The so-called Abe trade — a 4% slide in the yen and more than a 10% rise in stock prices over the past month — shows that for now, most investors just want to see the new leader fulfil his pledges.
The BOJ is poised to heed Abe’s calls for more aggressive easing and a more ambitious 2% inflation target, with markets expecting the central bank to ease policy for the fifth time this year on Thursday.
Investors also expect an extra budget of up to 10trn yen (€90bn) as a down payment on Abe’s plan to spend such amounts per year over the next decade — double the current level — on public works long synonmous with the LDP.

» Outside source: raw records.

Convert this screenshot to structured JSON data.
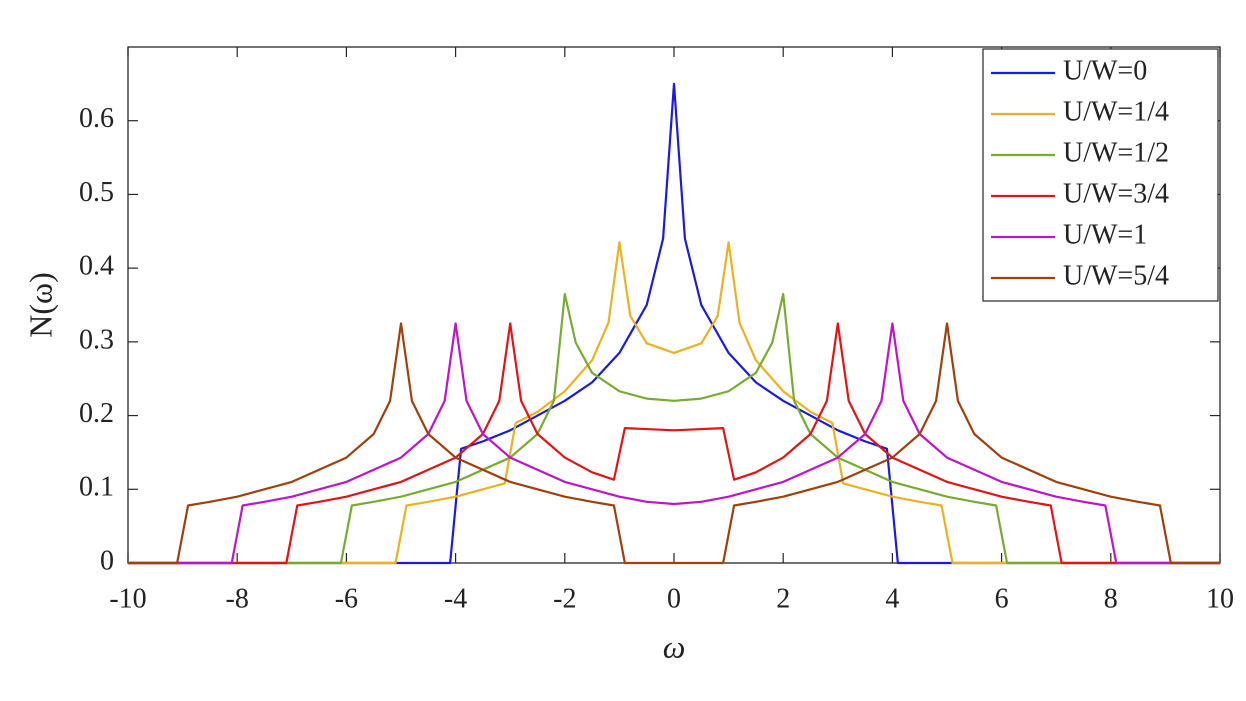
{
  "chart_data": {
    "type": "line",
    "xlabel": "ω",
    "ylabel": "N(ω)",
    "xlim": [
      -10,
      10
    ],
    "ylim": [
      0,
      0.7
    ],
    "xticks": [
      -10,
      -8,
      -6,
      -4,
      -2,
      0,
      2,
      4,
      6,
      8,
      10
    ],
    "yticks": [
      0,
      0.1,
      0.2,
      0.3,
      0.4,
      0.5,
      0.6
    ],
    "grid": false,
    "legend": "upper right",
    "series": [
      {
        "name": "U/W=0",
        "color": "#1a1ae0",
        "x": [
          -10,
          -4.1,
          -3.9,
          -3.5,
          -3,
          -2.5,
          -2,
          -1.5,
          -1,
          -0.5,
          -0.2,
          0,
          0.2,
          0.5,
          1,
          1.5,
          2,
          2.5,
          3,
          3.5,
          3.9,
          4.1,
          10
        ],
        "values": [
          0,
          0,
          0.155,
          0.165,
          0.18,
          0.2,
          0.22,
          0.245,
          0.285,
          0.35,
          0.44,
          0.65,
          0.44,
          0.35,
          0.285,
          0.245,
          0.22,
          0.2,
          0.18,
          0.165,
          0.155,
          0,
          0
        ]
      },
      {
        "name": "U/W=1/4",
        "color": "#edb120",
        "x": [
          -10,
          -5.1,
          -4.9,
          -4.5,
          -4,
          -3.5,
          -3.1,
          -2.9,
          -2.5,
          -2,
          -1.5,
          -1.2,
          -1,
          -0.8,
          -0.5,
          0,
          0.5,
          0.8,
          1,
          1.2,
          1.5,
          2,
          2.5,
          2.9,
          3.1,
          3.5,
          4,
          4.5,
          4.9,
          5.1,
          10
        ],
        "values": [
          0,
          0,
          0.078,
          0.083,
          0.09,
          0.1,
          0.108,
          0.19,
          0.205,
          0.233,
          0.275,
          0.326,
          0.435,
          0.335,
          0.298,
          0.285,
          0.298,
          0.335,
          0.435,
          0.326,
          0.275,
          0.233,
          0.205,
          0.19,
          0.108,
          0.1,
          0.09,
          0.083,
          0.078,
          0,
          0
        ]
      },
      {
        "name": "U/W=1/2",
        "color": "#77ac30",
        "x": [
          -10,
          -6.1,
          -5.9,
          -5.5,
          -5,
          -4,
          -3,
          -2.5,
          -2.2,
          -2,
          -1.8,
          -1.5,
          -1,
          -0.5,
          0,
          0.5,
          1,
          1.5,
          1.8,
          2,
          2.2,
          2.5,
          3,
          4,
          5,
          5.5,
          5.9,
          6.1,
          10
        ],
        "values": [
          0,
          0,
          0.078,
          0.083,
          0.09,
          0.11,
          0.143,
          0.175,
          0.22,
          0.365,
          0.299,
          0.258,
          0.233,
          0.223,
          0.22,
          0.223,
          0.233,
          0.258,
          0.299,
          0.365,
          0.22,
          0.175,
          0.143,
          0.11,
          0.09,
          0.083,
          0.078,
          0,
          0
        ]
      },
      {
        "name": "U/W=3/4",
        "color": "#e51414",
        "x": [
          -10,
          -7.1,
          -6.9,
          -6.5,
          -6,
          -5,
          -4,
          -3.5,
          -3.2,
          -3,
          -2.8,
          -2.5,
          -2,
          -1.5,
          -1.1,
          -0.9,
          0,
          0.9,
          1.1,
          1.5,
          2,
          2.5,
          2.8,
          3,
          3.2,
          3.5,
          4,
          5,
          6,
          6.5,
          6.9,
          7.1,
          10
        ],
        "values": [
          0,
          0,
          0.078,
          0.083,
          0.09,
          0.11,
          0.143,
          0.175,
          0.22,
          0.325,
          0.22,
          0.175,
          0.143,
          0.123,
          0.113,
          0.183,
          0.18,
          0.183,
          0.113,
          0.123,
          0.143,
          0.175,
          0.22,
          0.325,
          0.22,
          0.175,
          0.143,
          0.11,
          0.09,
          0.083,
          0.078,
          0,
          0
        ]
      },
      {
        "name": "U/W=1",
        "color": "#c014c8",
        "x": [
          -10,
          -8.1,
          -7.9,
          -7.5,
          -7,
          -6,
          -5,
          -4.5,
          -4.2,
          -4,
          -3.8,
          -3.5,
          -3,
          -2,
          -1,
          -0.5,
          0,
          0.5,
          1,
          2,
          3,
          3.5,
          3.8,
          4,
          4.2,
          4.5,
          5,
          6,
          7,
          7.5,
          7.9,
          8.1,
          10
        ],
        "values": [
          0,
          0,
          0.078,
          0.083,
          0.09,
          0.11,
          0.143,
          0.175,
          0.22,
          0.325,
          0.22,
          0.175,
          0.143,
          0.11,
          0.09,
          0.083,
          0.08,
          0.083,
          0.09,
          0.11,
          0.143,
          0.175,
          0.22,
          0.325,
          0.22,
          0.175,
          0.143,
          0.11,
          0.09,
          0.083,
          0.078,
          0,
          0
        ]
      },
      {
        "name": "U/W=5/4",
        "color": "#a0400c",
        "x": [
          -10,
          -9.1,
          -8.9,
          -8.5,
          -8,
          -7,
          -6,
          -5.5,
          -5.2,
          -5,
          -4.8,
          -4.5,
          -4,
          -3,
          -2,
          -1.5,
          -1.1,
          -0.9,
          0,
          0.9,
          1.1,
          1.5,
          2,
          3,
          4,
          4.5,
          4.8,
          5,
          5.2,
          5.5,
          6,
          7,
          8,
          8.5,
          8.9,
          9.1,
          10
        ],
        "values": [
          0,
          0,
          0.078,
          0.083,
          0.09,
          0.11,
          0.143,
          0.175,
          0.22,
          0.325,
          0.22,
          0.175,
          0.143,
          0.11,
          0.09,
          0.083,
          0.078,
          0,
          0,
          0,
          0.078,
          0.083,
          0.09,
          0.11,
          0.143,
          0.175,
          0.22,
          0.325,
          0.22,
          0.175,
          0.143,
          0.11,
          0.09,
          0.083,
          0.078,
          0,
          0
        ]
      }
    ]
  }
}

Left to sink or swim with swings in overseas demand for its exports and its currency, the world’s third-largest economy has been in and out of recession and dogged by low-grade deflation for the past two decades.
Now, in firm control of the lower house, Abe has a chance to prove his mettle. So far he has played it safe. His “Abenomics” — a mix of potent monetary stimulus and big public spending — carries little political cost and he has been coy on touchy issues such the US-led Trans-Pacific Partnership free trade pact, or implementing sales tax increases.
With some luck, the new government may even be able to call an end to a brief recession it entered last quarter.
Economists polled by Reuters last week predict the economy will start growing again in the first quarter of next year, largely due to expected recovery in China, Japan’s top export market.
Abe’s first stern economic test will come after August, when the government, armed with second-quarter data, will decide whether the economy is strong enough to go ahead with a first round of planned sales tax hikes.
With 10-year bond yields near a decade low below 0.7%, bond investors are confident he can steer the central bank to buy more bonds from the world’s most indebted government without sparking a market meltdown.
To keep that trust, Abe must convince investors that in his push for big scale-stimulus, he has not abandoned budget discipline. Economists say with Japan’s public debt at more than twice its economic output and climbing, the new government can ill-afford delaying a tax hike that has become a symbol of Tokyo’s fiscal rectitude. Their message is clear: “Just do it!”